Lois goes down a slippery slope in “Customer of the Week”, a rare episode with only one plot — which doesn’t go unnoticed.

This recap of Family Guy season 19, episode 15 recap, “Customer of the Week”, contains spoilers.


Most episodes of Family Guy have at least an A and B plot, and increasingly these days both feel a little played out, just riffs on the same ideas and themes. I’m not sure “Customer of the Week” really constitutes anything new for the show either, but its single-character focus at least makes it feel like something of a novelty in comparison to the usual formula, especially since the character being focused on is Lois.

Endlessly put upon by the Griffin family, Lois, looking increasingly bedraggled, seeks solace in a coffee shop that she frequents daily. Given she’s always absurdly helpful and polite, she thinks she’s fully deserving of achieving the coveted “Customer of the Week”, which has escaped her thus far. When it escapes her again and again she becomes increasingly deranged about it, attempting to poison one of the regulars with peanuts so she can be seen to save her life, and eventually turning to kidnapping to prove her point. That’s probably the last time she follows Chris’s advice.

A woman’s self-destructive spiral is low-hanging fruit, but does Family Guy know any other kind?

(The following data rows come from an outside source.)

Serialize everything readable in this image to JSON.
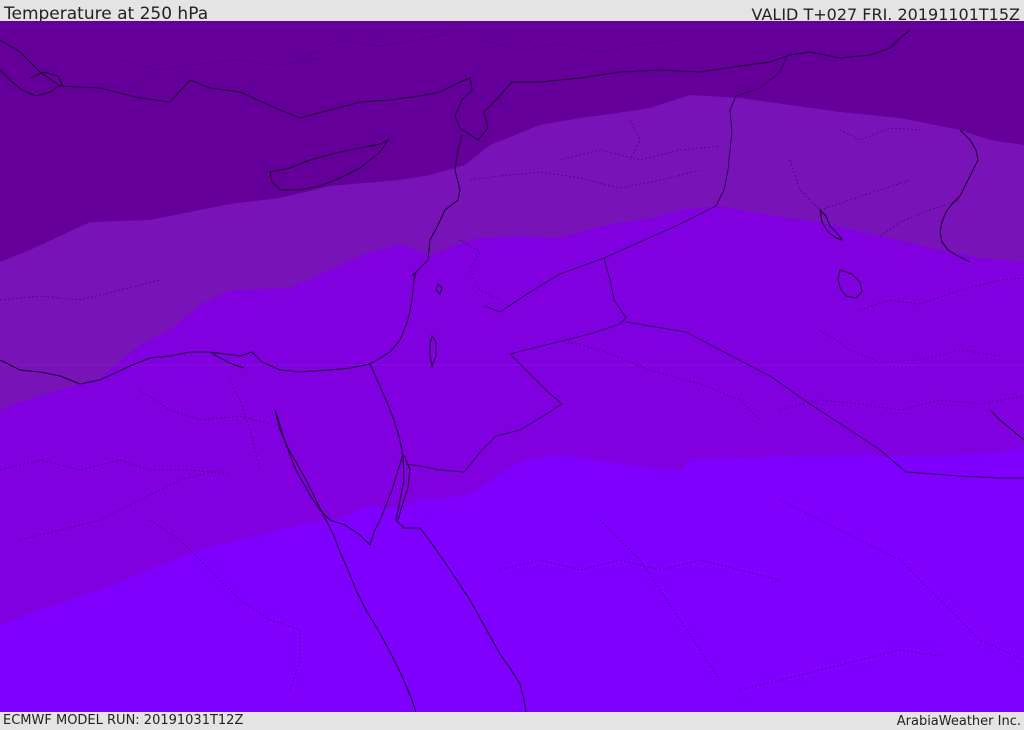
{
  "header": {
    "title": "Temperature at 250 hPa",
    "valid_time": "VALID T+027 FRI. 20191101T15Z"
  },
  "footer": {
    "model_run": "ECMWF MODEL RUN: 20191031T12Z",
    "credit": "ArabiaWeather Inc."
  },
  "map": {
    "region": "Eastern Mediterranean / Middle East",
    "colors": {
      "band_coldest": "#640099",
      "band_cold": "#7813b8",
      "band_mid": "#8000e0",
      "band_warm": "#7f00ff",
      "coastline": "#1a0030",
      "border": "#2a0050"
    }
  }
}
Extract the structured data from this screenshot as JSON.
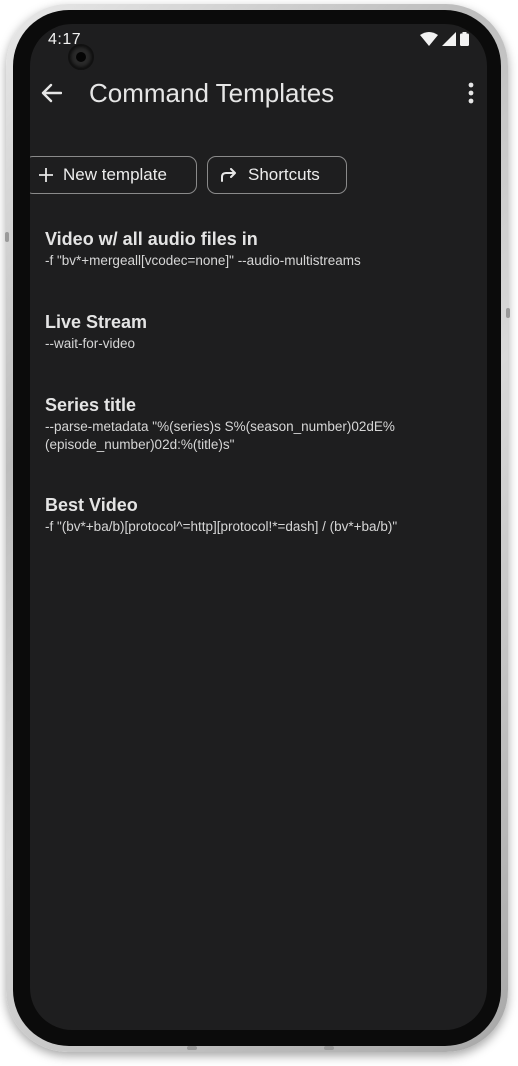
{
  "status_bar": {
    "time": "4:17",
    "icons": [
      "wifi-icon",
      "signal-icon",
      "battery-icon"
    ]
  },
  "app_bar": {
    "title": "Command Templates",
    "back_icon": "arrow-back-icon",
    "menu_icon": "more-vert-icon"
  },
  "actions": {
    "new_template_label": "New template",
    "new_template_icon": "plus-icon",
    "shortcuts_label": "Shortcuts",
    "shortcuts_icon": "redo-arrow-icon"
  },
  "templates": [
    {
      "title": "Video w/ all audio files in",
      "command": "-f \"bv*+mergeall[vcodec=none]\" --audio-multistreams"
    },
    {
      "title": "Live Stream",
      "command": "--wait-for-video"
    },
    {
      "title": "Series title",
      "command": "--parse-metadata \"%(series)s S%(season_number)02dE%(episode_number)02d:%(title)s\""
    },
    {
      "title": "Best Video",
      "command": "-f \"(bv*+ba/b)[protocol^=http][protocol!*=dash] / (bv*+ba/b)\""
    }
  ],
  "colors": {
    "screen_background": "#1e1e1f",
    "text_primary": "#e6e6e6",
    "chip_border": "#8a8a8a"
  }
}
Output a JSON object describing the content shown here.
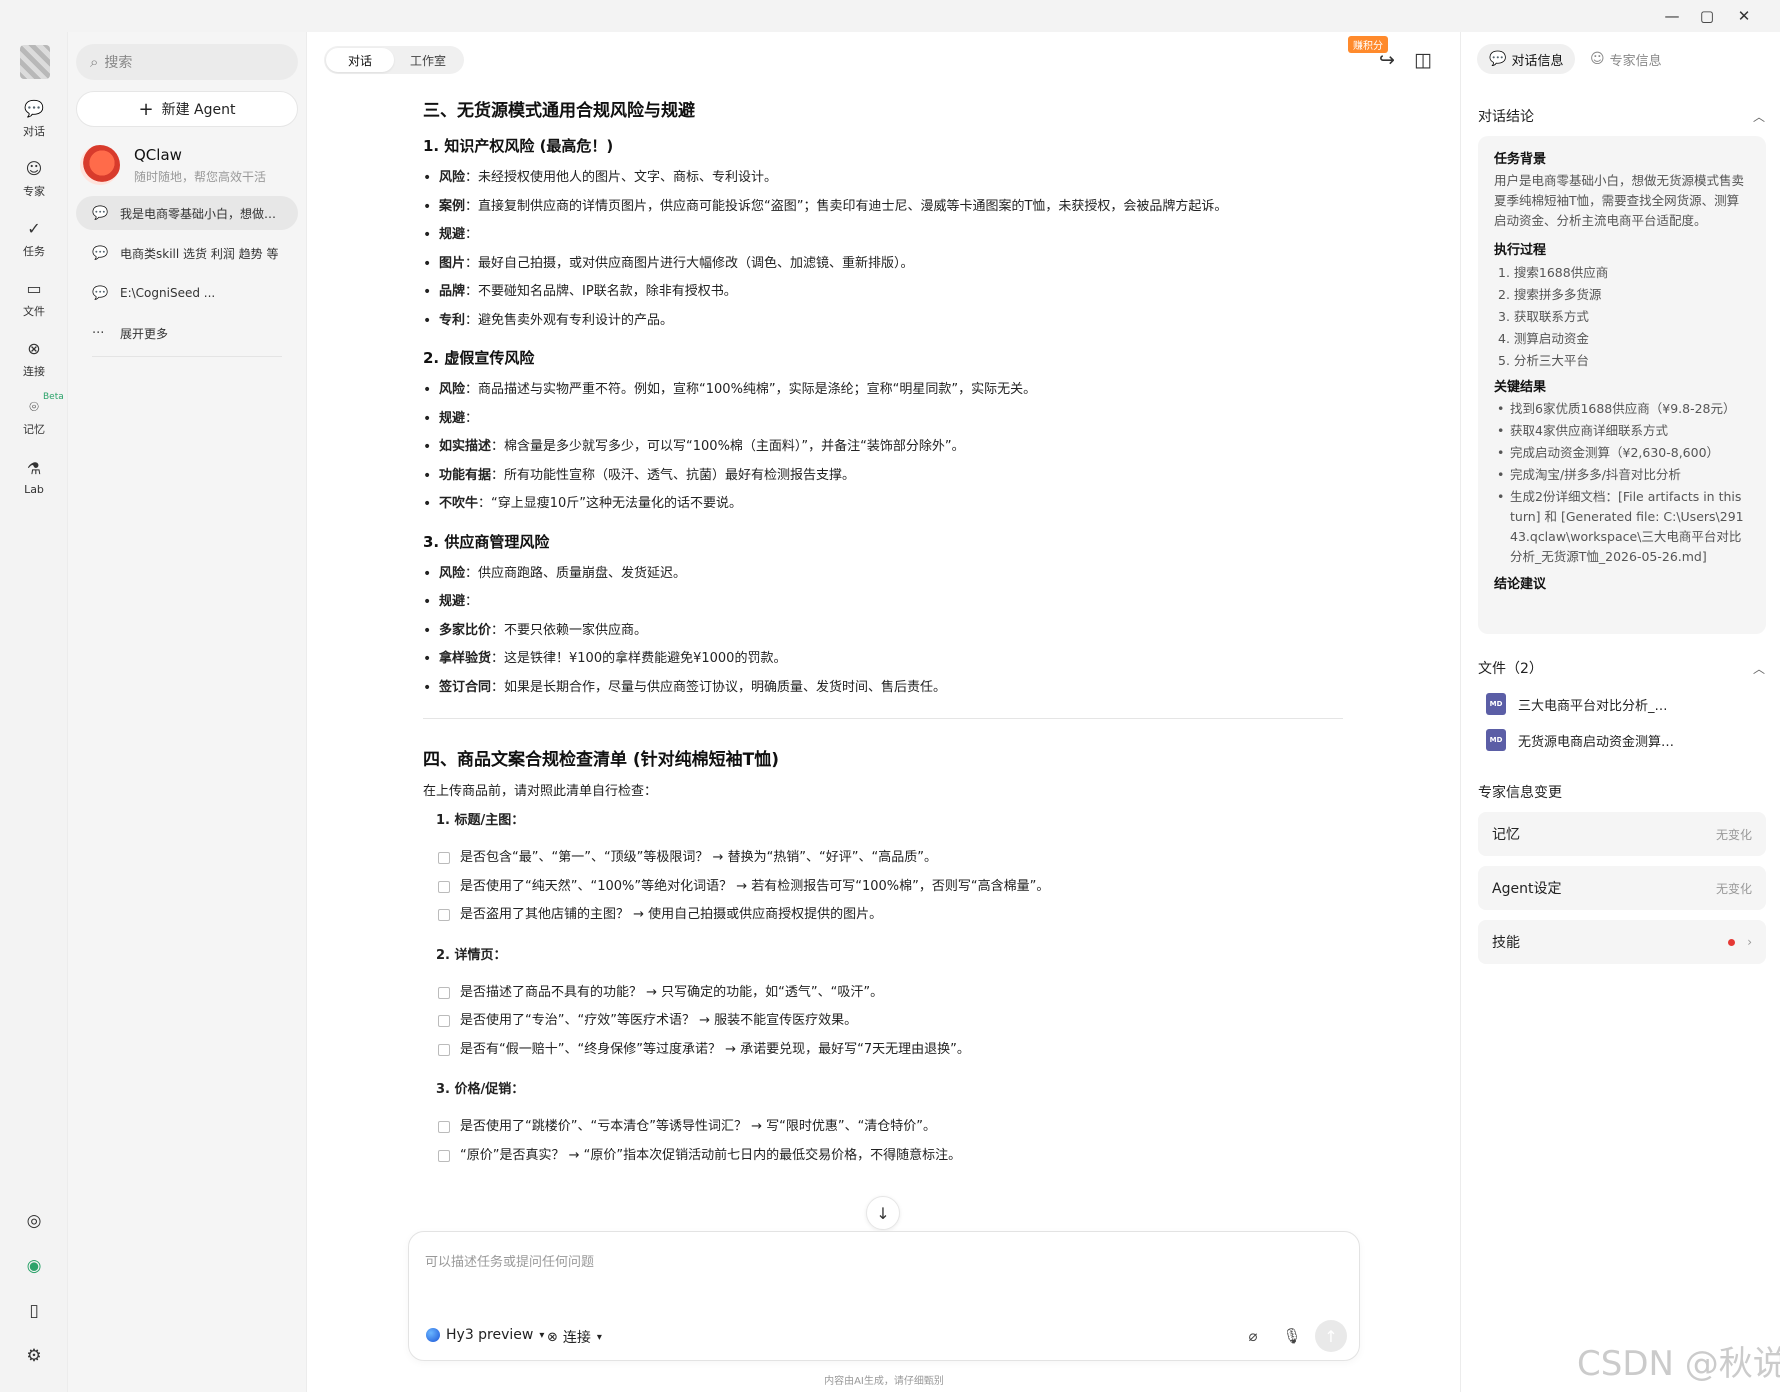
{
  "titlebar": {
    "min": "—",
    "max": "▢",
    "close": "✕"
  },
  "rail": {
    "items": [
      {
        "label": "对话",
        "icon": "chat-bubble-icon"
      },
      {
        "label": "专家",
        "icon": "expert-face-icon"
      },
      {
        "label": "任务",
        "icon": "task-check-icon"
      },
      {
        "label": "文件",
        "icon": "folder-icon"
      },
      {
        "label": "连接",
        "icon": "link-icon"
      },
      {
        "label": "记忆",
        "icon": "memory-icon"
      },
      {
        "label": "Lab",
        "icon": "flask-icon"
      }
    ],
    "beta": "Beta"
  },
  "sidebar": {
    "search_placeholder": "搜索",
    "new_agent": "新建 Agent",
    "agent": {
      "name": "QClaw",
      "subtitle": "随时随地，帮您高效干活"
    },
    "conversations": [
      "我是电商零基础小白，想做…",
      "电商类skill 选货 利润 趋势 等",
      "E:\\CogniSeed ..."
    ],
    "more": "展开更多"
  },
  "main": {
    "tabs": [
      "对话",
      "工作室"
    ],
    "earn_badge": "赚积分",
    "sections": {
      "s3_title": "三、无货源模式通用合规风险与规避",
      "s3_1_title": "1. 知识产权风险 (最高危！)",
      "s3_1": [
        {
          "k": "风险",
          "v": "：未经授权使用他人的图片、文字、商标、专利设计。"
        },
        {
          "k": "案例",
          "v": "：直接复制供应商的详情页图片，供应商可能投诉您“盗图”；售卖印有迪士尼、漫威等卡通图案的T恤，未获授权，会被品牌方起诉。"
        },
        {
          "k": "规避",
          "v": "："
        },
        {
          "k": "图片",
          "v": "：最好自己拍摄，或对供应商图片进行大幅修改（调色、加滤镜、重新排版）。"
        },
        {
          "k": "品牌",
          "v": "：不要碰知名品牌、IP联名款，除非有授权书。"
        },
        {
          "k": "专利",
          "v": "：避免售卖外观有专利设计的产品。"
        }
      ],
      "s3_2_title": "2. 虚假宣传风险",
      "s3_2": [
        {
          "k": "风险",
          "v": "：商品描述与实物严重不符。例如，宣称“100%纯棉”，实际是涤纶；宣称“明星同款”，实际无关。"
        },
        {
          "k": "规避",
          "v": "："
        },
        {
          "k": "如实描述",
          "v": "：棉含量是多少就写多少，可以写“100%棉（主面料）”，并备注“装饰部分除外”。"
        },
        {
          "k": "功能有据",
          "v": "：所有功能性宣称（吸汗、透气、抗菌）最好有检测报告支撑。"
        },
        {
          "k": "不吹牛",
          "v": "：“穿上显瘦10斤”这种无法量化的话不要说。"
        }
      ],
      "s3_3_title": "3. 供应商管理风险",
      "s3_3": [
        {
          "k": "风险",
          "v": "：供应商跑路、质量崩盘、发货延迟。"
        },
        {
          "k": "规避",
          "v": "："
        },
        {
          "k": "多家比价",
          "v": "：不要只依赖一家供应商。"
        },
        {
          "k": "拿样验货",
          "v": "：这是铁律！¥100的拿样费能避免¥1000的罚款。"
        },
        {
          "k": "签订合同",
          "v": "：如果是长期合作，尽量与供应商签订协议，明确质量、发货时间、售后责任。"
        }
      ],
      "s4_title": "四、商品文案合规检查清单 (针对纯棉短袖T恤)",
      "s4_intro": "在上传商品前，请对照此清单自行检查：",
      "checklists": [
        {
          "title": "1. 标题/主图：",
          "items": [
            "是否包含“最”、“第一”、“顶级”等极限词？ → 替换为“热销”、“好评”、“高品质”。",
            "是否使用了“纯天然”、“100%”等绝对化词语？ → 若有检测报告可写“100%棉”，否则写“高含棉量”。",
            "是否盗用了其他店铺的主图？ → 使用自己拍摄或供应商授权提供的图片。"
          ]
        },
        {
          "title": "2. 详情页：",
          "items": [
            "是否描述了商品不具有的功能？ → 只写确定的功能，如“透气”、“吸汗”。",
            "是否使用了“专治”、“疗效”等医疗术语？ → 服装不能宣传医疗效果。",
            "是否有“假一赔十”、“终身保修”等过度承诺？ → 承诺要兑现，最好写“7天无理由退换”。"
          ]
        },
        {
          "title": "3. 价格/促销：",
          "items": [
            "是否使用了“跳楼价”、“亏本清仓”等诱导性词汇？ → 写“限时优惠”、“清仓特价”。",
            "“原价”是否真实？ → “原价”指本次促销活动前七日内的最低交易价格，不得随意标注。"
          ]
        }
      ]
    },
    "composer": {
      "placeholder": "可以描述任务或提问任何问题",
      "model": "Hy3 preview",
      "connect": "连接"
    },
    "ai_note": "内容由AI生成，请仔细甄别"
  },
  "right_panel": {
    "tabs": [
      "对话信息",
      "专家信息"
    ],
    "conclusion_title": "对话结论",
    "background_title": "任务背景",
    "background": "用户是电商零基础小白，想做无货源模式售卖夏季纯棉短袖T恤，需要查找全网货源、测算启动资金、分析主流电商平台适配度。",
    "process_title": "执行过程",
    "process": [
      "1. 搜索1688供应商",
      "2. 搜索拼多多货源",
      "3. 获取联系方式",
      "4. 测算启动资金",
      "5. 分析三大平台"
    ],
    "results_title": "关键结果",
    "results": [
      "找到6家优质1688供应商（¥9.8-28元）",
      "获取4家供应商详细联系方式",
      "完成启动资金测算（¥2,630-8,600）",
      "完成淘宝/拼多多/抖音对比分析",
      "生成2份详细文档：[File artifacts in this turn] 和 [Generated file: C:\\Users\\29143.qclaw\\workspace\\三大电商平台对比分析_无货源T恤_2026-05-26.md]"
    ],
    "suggestion_title": "结论建议",
    "files_title": "文件（2）",
    "files": [
      "三大电商平台对比分析_…",
      "无货源电商启动资金测算…"
    ],
    "file_badge": "MD",
    "expert_changes_title": "专家信息变更",
    "cards": [
      {
        "label": "记忆",
        "status": "无变化"
      },
      {
        "label": "Agent设定",
        "status": "无变化"
      },
      {
        "label": "技能",
        "status": ""
      }
    ]
  },
  "watermark": "CSDN @秋说"
}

Besides, the audience’s longstanding familiarity with Lois is what makes the episode work; there’s an absurd montage of everyone else being annoying at the beginning that is funny precisely because there’s no context to Peter, say, demanding Lois retrieve his shoes from the roof. It’s refreshing to feel that the show isn’t trying too hard to be funny.

Sometimes that results in Family Guy season 19, episode 15 not actually being that funny, but at least it’s coherent and builds to a solid payoff of history repeating itself, even after a six-month stint in prison. A leopard can’t change its spots, after all.